First co-op launched to preserve organic farms

Organic legacy to be held in perpetuity

Sam Marwood and Tim Hicks, founders of Cultivate Farms, are excited to back a new investment co-operative with a focus on organic businesses.

Sam Marwood and Tim Hicks, founders of Cultivate Farms, are excited to back a new investment co-operative with a focus on organic businesses.


Carolyn Suggate founder of co-op to ensure organic farms remain


Anyone interested in safeguarding the supply of Australian organic food to their table has an opportunity to invest in the nation’s first ever organic farm investment co-operative.

The Organic and Regenerative Investment Co-operative launched this month.

Interested parties can now sink their own dollars into the co-op to financially support existing organic farms and supply-chain businesses so they can improve and expand in the long term. 

The co-op has launched a campaign to raise $19,000 which will be used to identify suitable investments and build a website to engage the public and attract potential investors. 

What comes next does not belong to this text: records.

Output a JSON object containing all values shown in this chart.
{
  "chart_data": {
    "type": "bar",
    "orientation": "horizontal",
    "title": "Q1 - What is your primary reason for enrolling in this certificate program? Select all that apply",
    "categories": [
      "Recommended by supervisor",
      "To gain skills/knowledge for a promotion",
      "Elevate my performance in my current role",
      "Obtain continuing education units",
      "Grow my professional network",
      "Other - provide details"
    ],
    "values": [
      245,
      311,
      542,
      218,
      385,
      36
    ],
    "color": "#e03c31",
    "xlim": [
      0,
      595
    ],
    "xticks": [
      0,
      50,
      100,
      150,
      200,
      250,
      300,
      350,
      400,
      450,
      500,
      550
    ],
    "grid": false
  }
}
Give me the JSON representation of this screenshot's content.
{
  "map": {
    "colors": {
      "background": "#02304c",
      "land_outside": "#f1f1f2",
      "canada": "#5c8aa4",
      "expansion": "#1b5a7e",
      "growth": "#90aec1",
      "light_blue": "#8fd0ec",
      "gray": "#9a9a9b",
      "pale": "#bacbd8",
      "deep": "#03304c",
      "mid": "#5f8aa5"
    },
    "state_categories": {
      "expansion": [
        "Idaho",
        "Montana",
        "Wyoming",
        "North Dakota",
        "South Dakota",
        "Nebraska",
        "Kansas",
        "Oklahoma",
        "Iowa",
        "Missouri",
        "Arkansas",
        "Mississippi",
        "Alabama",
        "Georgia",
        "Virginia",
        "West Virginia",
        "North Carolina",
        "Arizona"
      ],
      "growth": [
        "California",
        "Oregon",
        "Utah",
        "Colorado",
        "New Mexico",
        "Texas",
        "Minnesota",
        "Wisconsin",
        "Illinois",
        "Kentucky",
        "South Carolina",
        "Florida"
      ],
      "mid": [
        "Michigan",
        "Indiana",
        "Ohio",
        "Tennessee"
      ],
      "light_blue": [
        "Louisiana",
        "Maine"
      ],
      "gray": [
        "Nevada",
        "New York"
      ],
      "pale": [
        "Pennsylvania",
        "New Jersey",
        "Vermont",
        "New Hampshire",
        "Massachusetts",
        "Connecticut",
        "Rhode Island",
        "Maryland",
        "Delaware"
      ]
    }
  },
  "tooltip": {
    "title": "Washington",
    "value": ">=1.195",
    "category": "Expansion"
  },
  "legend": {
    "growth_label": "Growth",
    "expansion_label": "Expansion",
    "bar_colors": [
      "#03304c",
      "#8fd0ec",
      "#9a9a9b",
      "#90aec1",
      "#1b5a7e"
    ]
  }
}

Albury’s own equity crowdfunding platform Cultivate Farms has aligned with the co-op. Director Sam Marwood, Albury, says their platform, which pairs investors with young farmers to find farming opportunities, will now help find the best farmers to run the businesses the co-op invests in. 

“It’s another way for passionate people who want to give farming a crack access to land to do this,” Mr Marwood said.  

The brains behind the co-op, Carolyn Suggate, Mansfield, Victoria, has been involved in certified organics for the past 15 years selling lamb, chickens, eggs and beef direct to customers.

“This sector has been growing around 14 per cent each year yet there is a lack of security around the longevity of each property which takes time and specific expertise to bring to certified organic status,” Ms Suggate said. 

“The demographics of farming in general indicate the average age of farmers is late 50’s and, when combined with the high cost of entering the agriculture sector results in some of the country’s most productive and regenerative farms being sold to corporates, being reverted to chemical farming or sold to off-shore owners.”

Ms Suggate said Australia’s neighbour across ‘the ditch’ already has a globally recognised reputation for organics which, they describe, is not a brand. She said organic fresh fruit, wine, dairy, processing and domestic retail sectors were thriving in New Zealand and these products were backed by a solid export sector.

“Our intention is for organic farms to be preserved and held in perpetuity; investors and farm managers come and go but, through the investment co-operative, the farms are secured with Australian ownership, long-term financial benefits and, of great importance, Australian sovereignty.”

Founding co-op board members also include Food Connect founder Robert Pekin, Brisbane; Small Giants director Dan Fitzgerald, Melbourne, and TAFE NSW Total Environment Centre’s director, Robert Fenton, Albury.